The episode is called “A Penny For Your Thoughts.”

Anyone else see it?

Wow! …TZ is the ONLY show I’ve seen every episode of…I hate television, but something about twilight zone is amazing (to me).

The Shatner one is “Nightmare at 20 000 feet” or something, with the gremlin on the plane. They re-did it in the movie.

There are a few I like.
“Time Enough At Last” is the man who works in a bank, but never has enough time to read, because his boss/wife/etc don’t let him. Then he’s in the vault getting something, the door shuts, and an atomic war wipes out everyone. When he gets out, he has all the time in the world to read … except for the patented tz-twist at the end (definitely rings true for me, too … i love to read)

Also, I don’t recall the name, but the one where one man bets another that he can’t be silent for a year. When the year ends, the other man doesn’t have the money to finish on the bet. Again, great ending.

They’re all really good, though … “To Serve Man” is good, check out the Damon Knight story (original).

[quote]ZEB wrote:
Minotaur wrote:
Zap Branigan wrote:
The one with Shatner. Shatner is king.

He was in at least 2. The classic with the gremlin on the wing of the airplane, and the one where he’s trapped in the small town diner with his fiancee and the bobblehead thing on the table gives out fortunes.

Loved both of these.

But my all time favorite Twilight Zone starred Dick York.
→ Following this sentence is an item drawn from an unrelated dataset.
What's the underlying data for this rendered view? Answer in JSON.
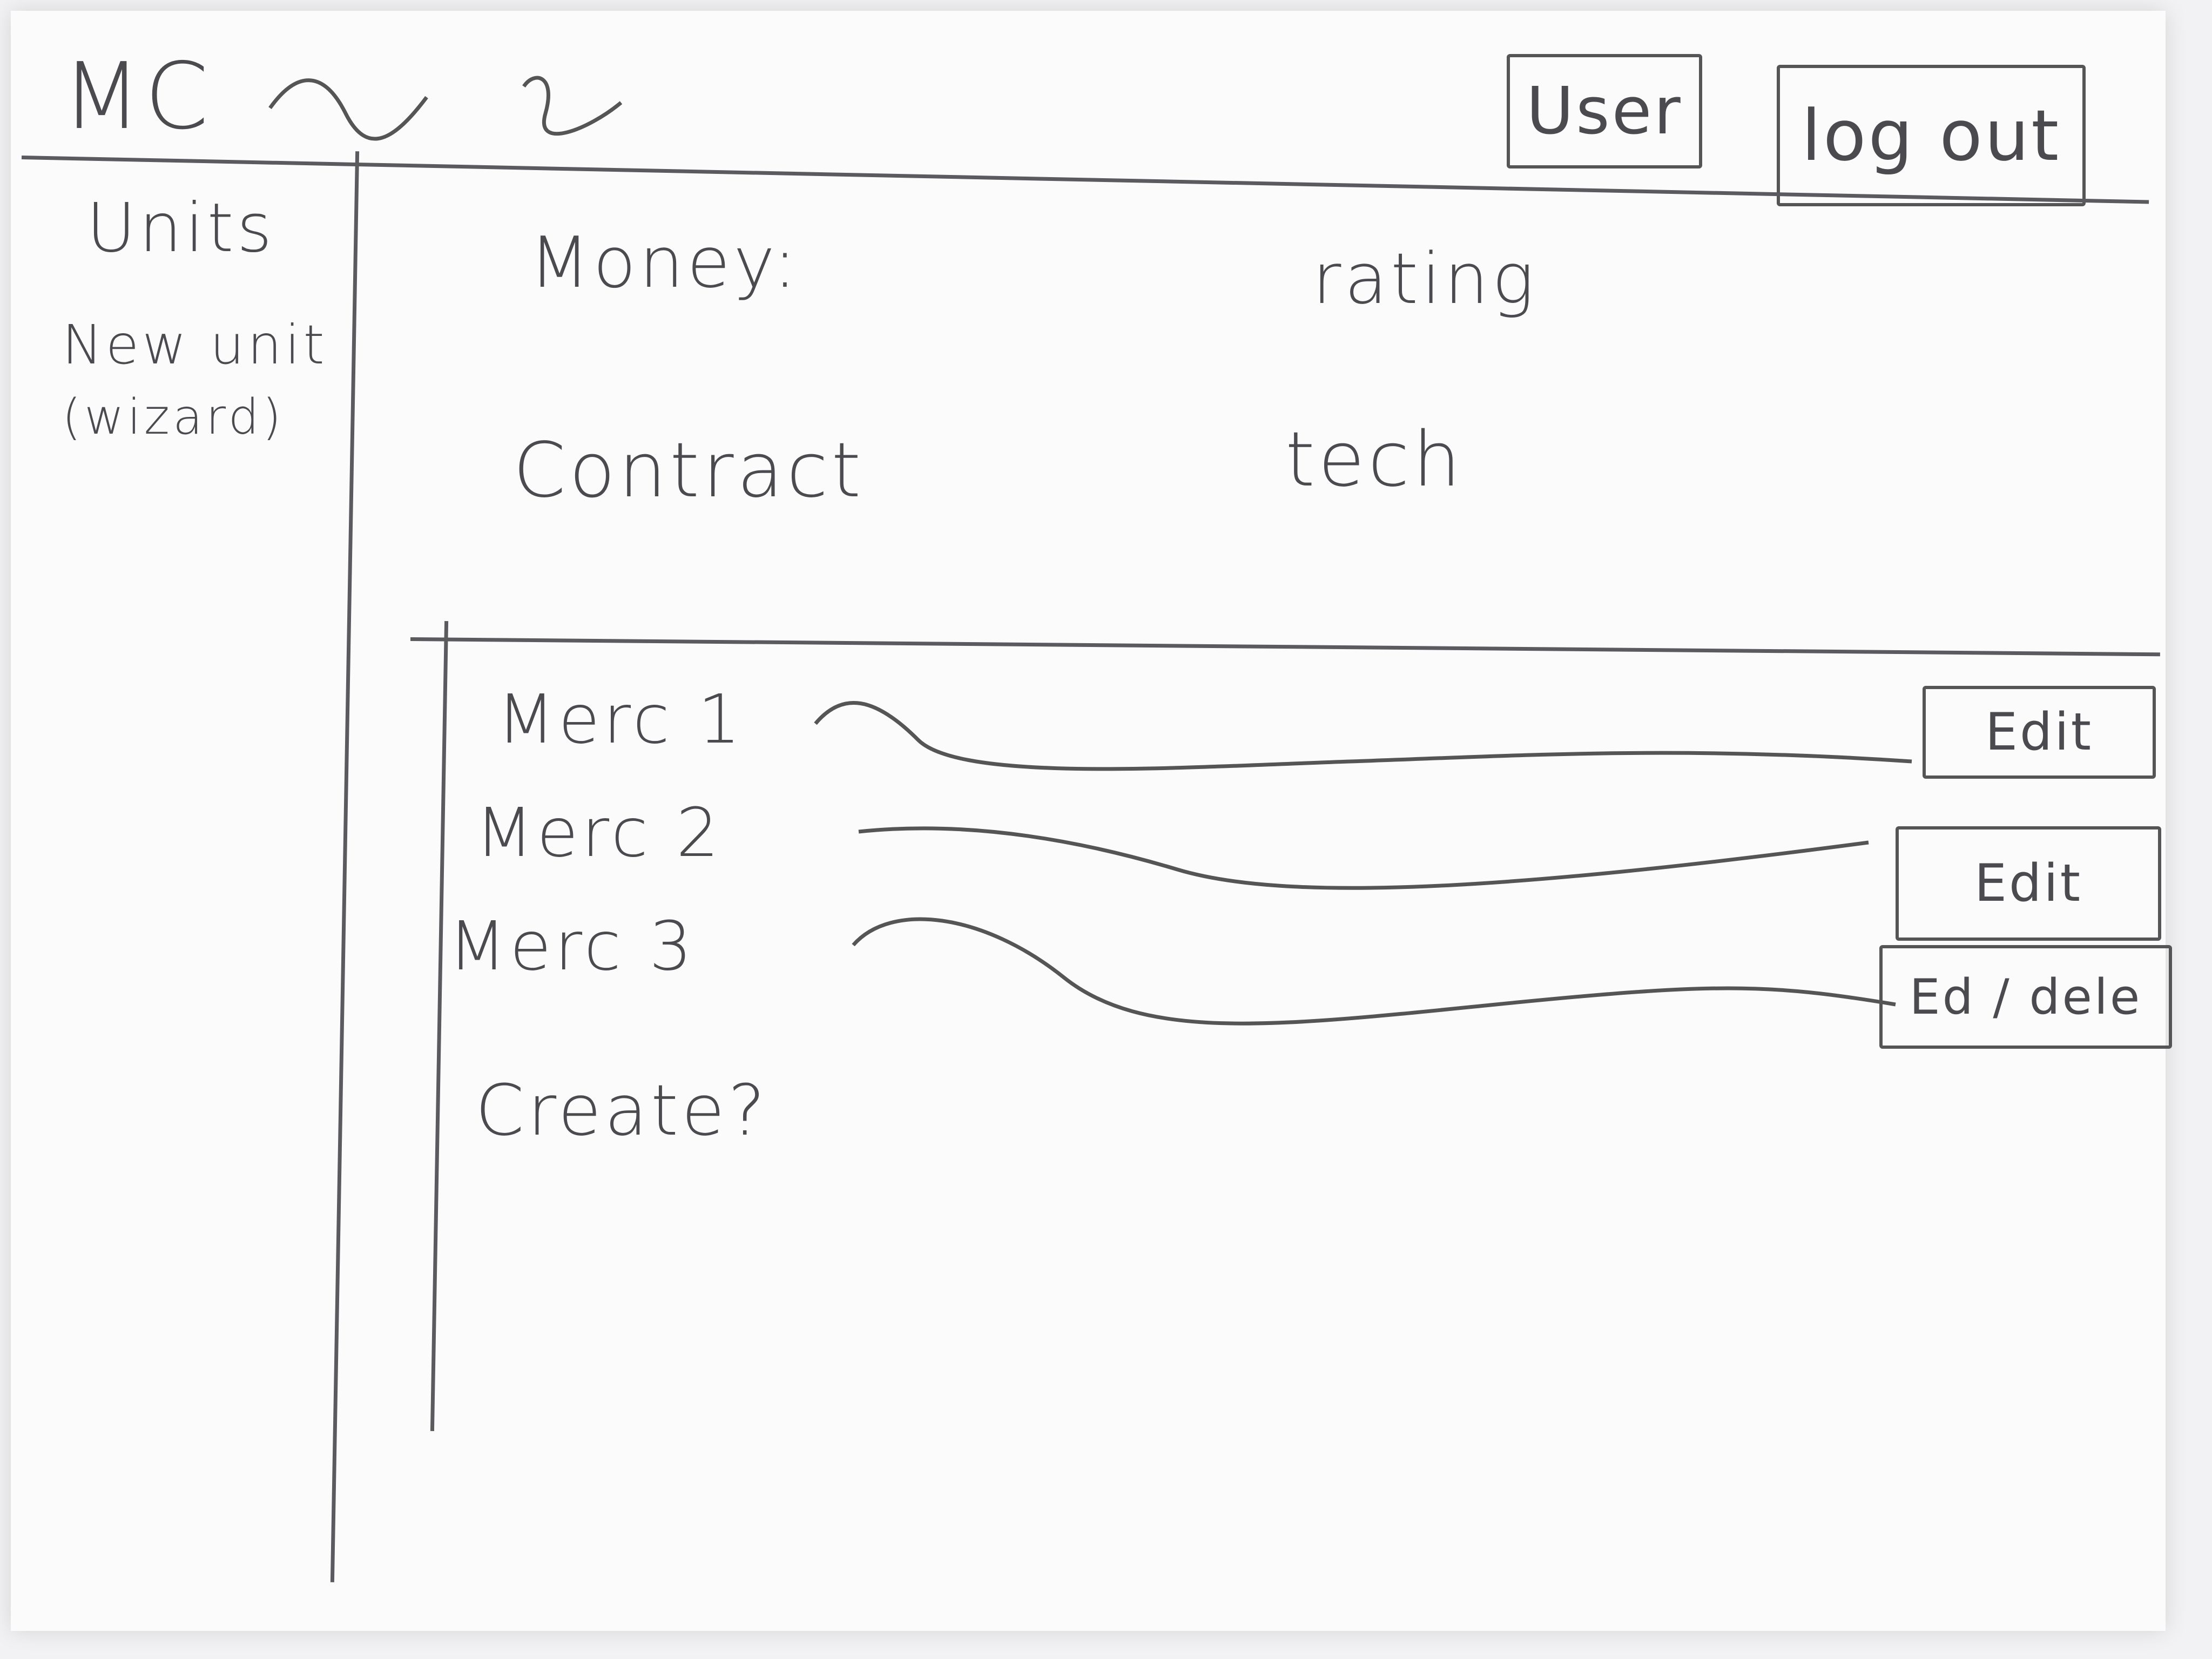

Remember him? He was the original Darrin in Bewitched.

The episode is called “A Penny For Your Thoughts.”

Anyone else see it?[/quote]

The two with Shatner are awesome. It’s weird to see Shatner when he was so young compared to today… he’s still the man though.
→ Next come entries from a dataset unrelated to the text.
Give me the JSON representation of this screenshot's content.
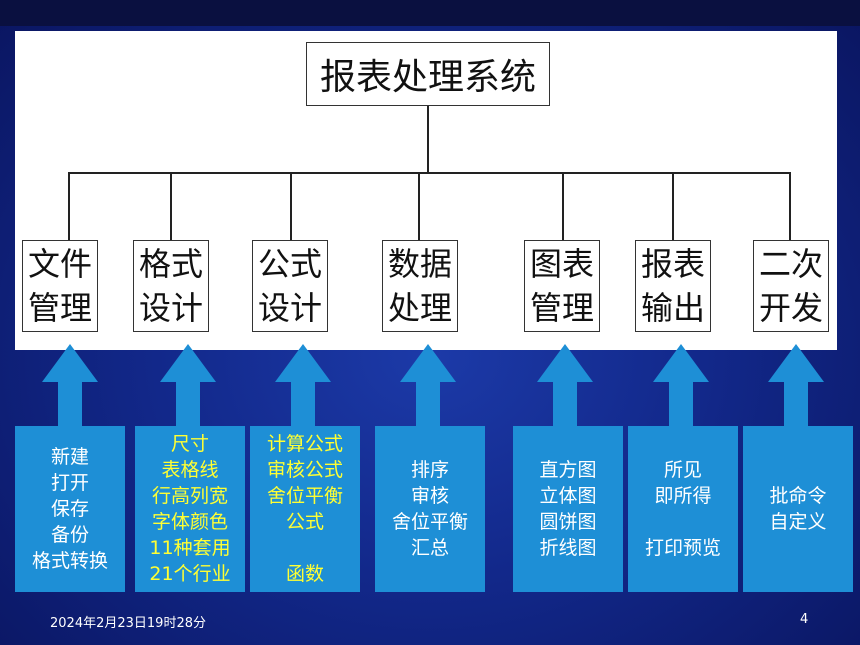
{
  "root": {
    "label": "报表处理系统"
  },
  "modules": [
    {
      "label": "文件\n管理"
    },
    {
      "label": "格式\n设计"
    },
    {
      "label": "公式\n设计"
    },
    {
      "label": "数据\n处理"
    },
    {
      "label": "图表\n管理"
    },
    {
      "label": "报表\n输出"
    },
    {
      "label": "二次\n开发"
    }
  ],
  "details": [
    {
      "text": "新建\n打开\n保存\n备份\n格式转换",
      "color": "white"
    },
    {
      "text": "尺寸\n表格线\n行高列宽\n字体颜色\n11种套用\n21个行业",
      "color": "yellow"
    },
    {
      "text": "计算公式\n审核公式\n舍位平衡\n公式\n\n函数",
      "color": "yellow"
    },
    {
      "text": "排序\n审核\n舍位平衡\n汇总",
      "color": "white"
    },
    {
      "text": "直方图\n立体图\n圆饼图\n折线图",
      "color": "white"
    },
    {
      "text": "所见\n即所得\n\n打印预览",
      "color": "white"
    },
    {
      "text": "批命令\n自定义",
      "color": "white"
    }
  ],
  "footer": {
    "datetime": "2024年2月23日19时28分",
    "page": "4"
  },
  "colors": {
    "background": "#12288a",
    "detail_box": "#1e8fd6",
    "highlight_text": "#ffff33"
  }
}
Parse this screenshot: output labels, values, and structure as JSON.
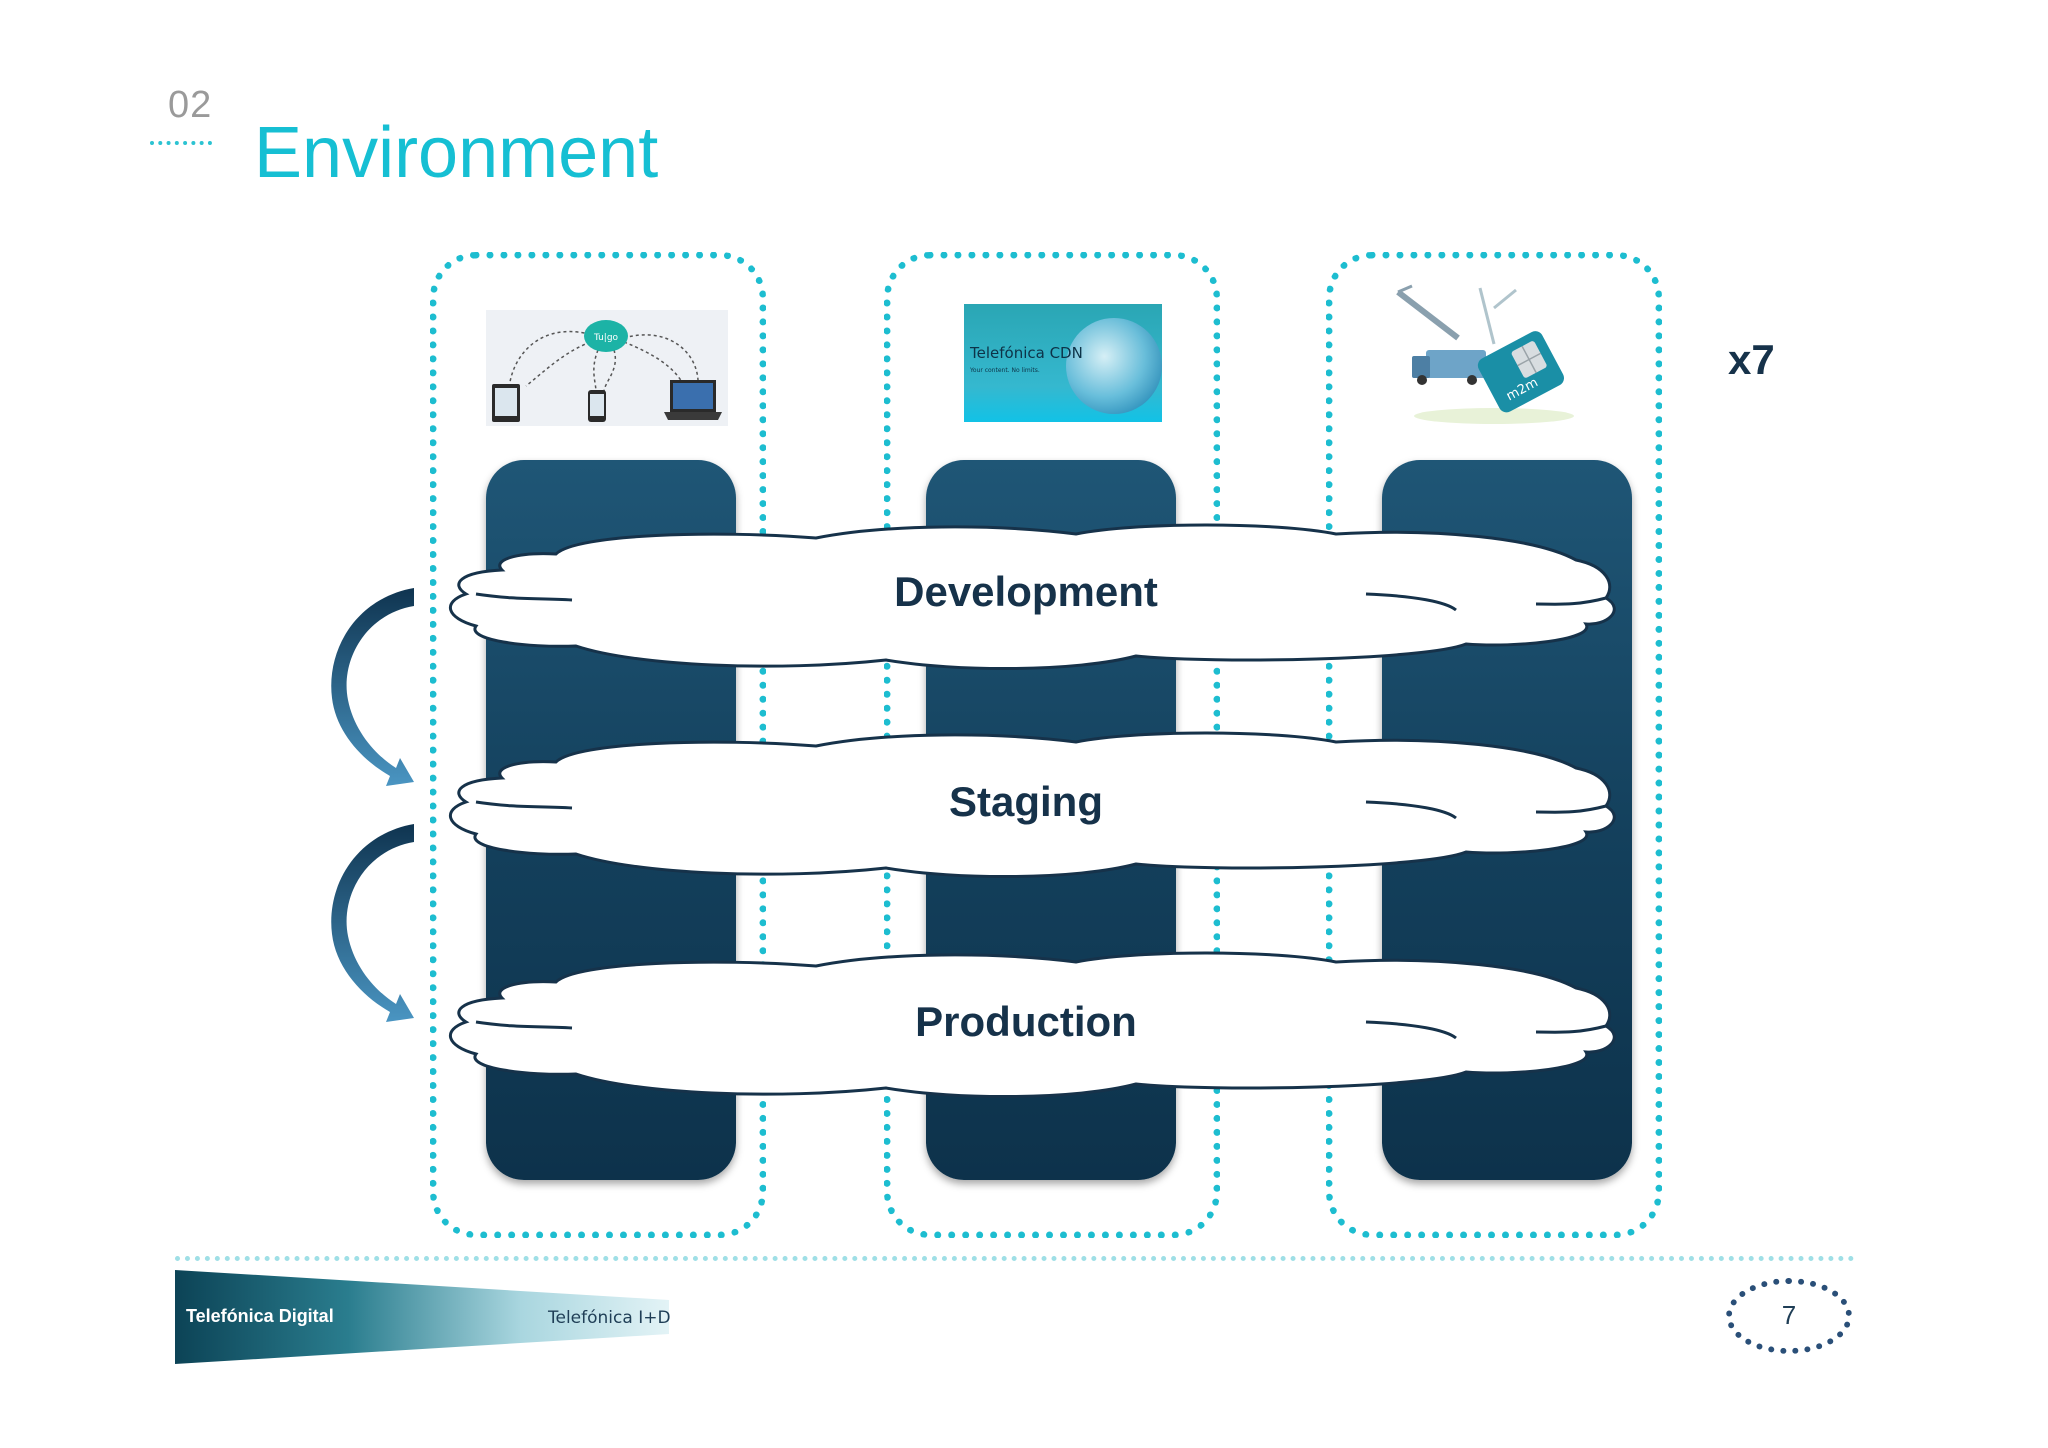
{
  "header": {
    "section_number": "02",
    "title": "Environment"
  },
  "columns": [
    {
      "product": "Tu|go",
      "icon": "devices-cloud-icon"
    },
    {
      "product": "Telefónica CDN",
      "tagline": "Your content. No limits.",
      "icon": "globe-icon"
    },
    {
      "product": "m2m",
      "icon": "m2m-sim-icon"
    }
  ],
  "multiplier": "x7",
  "environments": [
    {
      "label": "Development"
    },
    {
      "label": "Staging"
    },
    {
      "label": "Production"
    }
  ],
  "footer": {
    "brand_left": "Telefónica Digital",
    "brand_right": "Telefónica I+D",
    "page_number": "7"
  },
  "colors": {
    "accent": "#16bfd3",
    "server": "#133f5b",
    "text_dark": "#16324a"
  }
}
The one with Dick York is cool, because he gets a power that everyone at some point wishes they could have (reading other’s thoughts) but then Serling takes it to the next level by pondering, well, what if you couldn’t FILTER them out and selectively pick and choose who you wanted to ‘eavesdrop’ on and they show his slow descent into madness when he is bombarded by everyone’s thoughts simultaneously.
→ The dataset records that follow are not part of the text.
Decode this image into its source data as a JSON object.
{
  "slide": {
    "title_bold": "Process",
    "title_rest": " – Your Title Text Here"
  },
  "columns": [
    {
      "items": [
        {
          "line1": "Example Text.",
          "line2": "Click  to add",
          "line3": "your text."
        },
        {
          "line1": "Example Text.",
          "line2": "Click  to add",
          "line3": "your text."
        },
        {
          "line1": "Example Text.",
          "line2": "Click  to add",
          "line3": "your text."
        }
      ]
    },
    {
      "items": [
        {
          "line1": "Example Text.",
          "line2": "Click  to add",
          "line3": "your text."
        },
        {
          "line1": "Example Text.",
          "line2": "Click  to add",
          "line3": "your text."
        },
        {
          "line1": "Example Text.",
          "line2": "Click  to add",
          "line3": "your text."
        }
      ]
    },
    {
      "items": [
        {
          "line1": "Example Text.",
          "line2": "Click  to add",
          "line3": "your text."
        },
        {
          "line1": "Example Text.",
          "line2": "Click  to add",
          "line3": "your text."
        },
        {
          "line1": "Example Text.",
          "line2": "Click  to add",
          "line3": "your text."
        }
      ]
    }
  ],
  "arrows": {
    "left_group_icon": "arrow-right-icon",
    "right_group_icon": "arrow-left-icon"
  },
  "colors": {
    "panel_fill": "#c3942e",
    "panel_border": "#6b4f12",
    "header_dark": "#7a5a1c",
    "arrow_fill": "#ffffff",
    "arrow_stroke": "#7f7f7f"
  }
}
Another of my all time faves was the one with the rich old guy who made each of his parasite greedy family members put on these masks and then at the stroke of midnight, their faces became deformed. That one was really cool.

Another cool one was the one with Burgess Meredith, where he is an intellectual who is rendered “obsolete” is some futuristic society. Disturbing.

My dad loved the show and we would watch and tape all of them especially during the times they ran them on marathon. My favorite has to be and forgive me if I have the title wrong “Talking Tina”
where this girls little doll drives her father crazy. You’ve got to keep in mind this was before Child’s Play came out and I would freak out whenever I spent the night over my cousin’s house and she had all of those life size dolls and Teddy Rupskins.

Another favorite is where this gunmen from the 1880’s somehow time travels to mondern day.

Can’t remember the name of that one.

You should get the book The Twilight Zone: Original Stories. I think it has every episode mentioned on this thread as well as some by Richard Matheson, Charles Beaumont and Ray Bradbury. Needless to say, it’s a great read.

Yep, the one with the “monster” on the wing of the airliner who eventually looks in the window. Still creeps me out.